El Ministerio de Medio Ambiente y Agua ha emitido una posición clara: la capibara es una especie silvestre. Convertirla en mascota no es simplemente un gesto cultural, es abrir la puerta a la tenencia irresponsable, al tráfico de animales y a futuros problemas sanitarios y éticos. Lo que hoy es un festival con disfraces mañana puede ser un criadero ilegal o una emergencia veterinaria en cada casa.
Además, hay una pregunta incómoda que nadie parece querer responder: ¿cuánto está costando este show? ¿Qué interés hay detrás del impulso mediático y económico al CapiFest?

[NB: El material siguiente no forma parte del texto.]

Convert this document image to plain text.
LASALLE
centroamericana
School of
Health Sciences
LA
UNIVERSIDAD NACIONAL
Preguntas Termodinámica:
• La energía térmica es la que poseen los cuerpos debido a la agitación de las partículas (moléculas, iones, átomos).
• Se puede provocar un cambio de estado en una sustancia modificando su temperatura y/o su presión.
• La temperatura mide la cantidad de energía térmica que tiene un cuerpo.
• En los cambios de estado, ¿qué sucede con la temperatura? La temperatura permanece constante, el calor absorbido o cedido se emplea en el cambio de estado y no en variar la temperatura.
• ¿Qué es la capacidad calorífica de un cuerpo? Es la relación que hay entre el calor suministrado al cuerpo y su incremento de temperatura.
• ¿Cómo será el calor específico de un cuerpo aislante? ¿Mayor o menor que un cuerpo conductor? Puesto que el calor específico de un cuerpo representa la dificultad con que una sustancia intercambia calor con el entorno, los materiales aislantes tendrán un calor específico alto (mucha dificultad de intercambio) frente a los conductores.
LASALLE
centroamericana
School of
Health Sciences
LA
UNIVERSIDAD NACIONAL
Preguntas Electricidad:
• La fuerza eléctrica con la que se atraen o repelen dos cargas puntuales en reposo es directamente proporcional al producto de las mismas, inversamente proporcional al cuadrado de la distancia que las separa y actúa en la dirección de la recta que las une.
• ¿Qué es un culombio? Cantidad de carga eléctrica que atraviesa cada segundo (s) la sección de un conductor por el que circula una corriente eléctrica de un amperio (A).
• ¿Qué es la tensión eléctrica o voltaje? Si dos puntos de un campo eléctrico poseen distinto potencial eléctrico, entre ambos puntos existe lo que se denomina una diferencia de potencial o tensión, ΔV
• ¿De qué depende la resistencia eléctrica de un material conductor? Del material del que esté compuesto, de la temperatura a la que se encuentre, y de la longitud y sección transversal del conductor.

Porque si de verdad se tratara de “amor a lo propio”, tal vez podríamos empezar invirtiendo en políticas de conservación reales, en educación ambiental, en mejorar los parques urbanos donde sí habitan capibaras, y en fortalecer nuestra relación con la naturaleza sin forzarla.
Decir que esta propuesta nace del “pueblo” es una generalización peligrosa. Muchos trinitarios, benianos y bolivianos en general nos sentimos orgullosos de nuestra fauna porque es silvestre, no porque queramos tenerla en el patio. No toda identidad necesita ser domesticada, ni todo cariño debe expresarse con posesión.
El respeto a nuestra tierra no se demuestra disfrazando roedores, sino protegiendo sus hábitats, luchando contra la deforestación y defendiendo las especies desde su esencia. La capibara no es un símbolo vacío: es un ser vivo con un rol ecológico clave.
En vez de gritar que “no pedimos permiso”, ¿por qué no exigimos rendición de cuentas? ¿Por qué no preguntamos si el entusiasmo que vemos tiene más que ver con presupuestos asignados que con causas legítimas?
Tal vez la capibara sí sea del pueblo, pero el uso que se le está dando parece más de un puñado de gestores que buscan capitalizar afectos… sin asumir las consecuencias.
La identidad no necesita permiso. Pero sí, responsabilidad.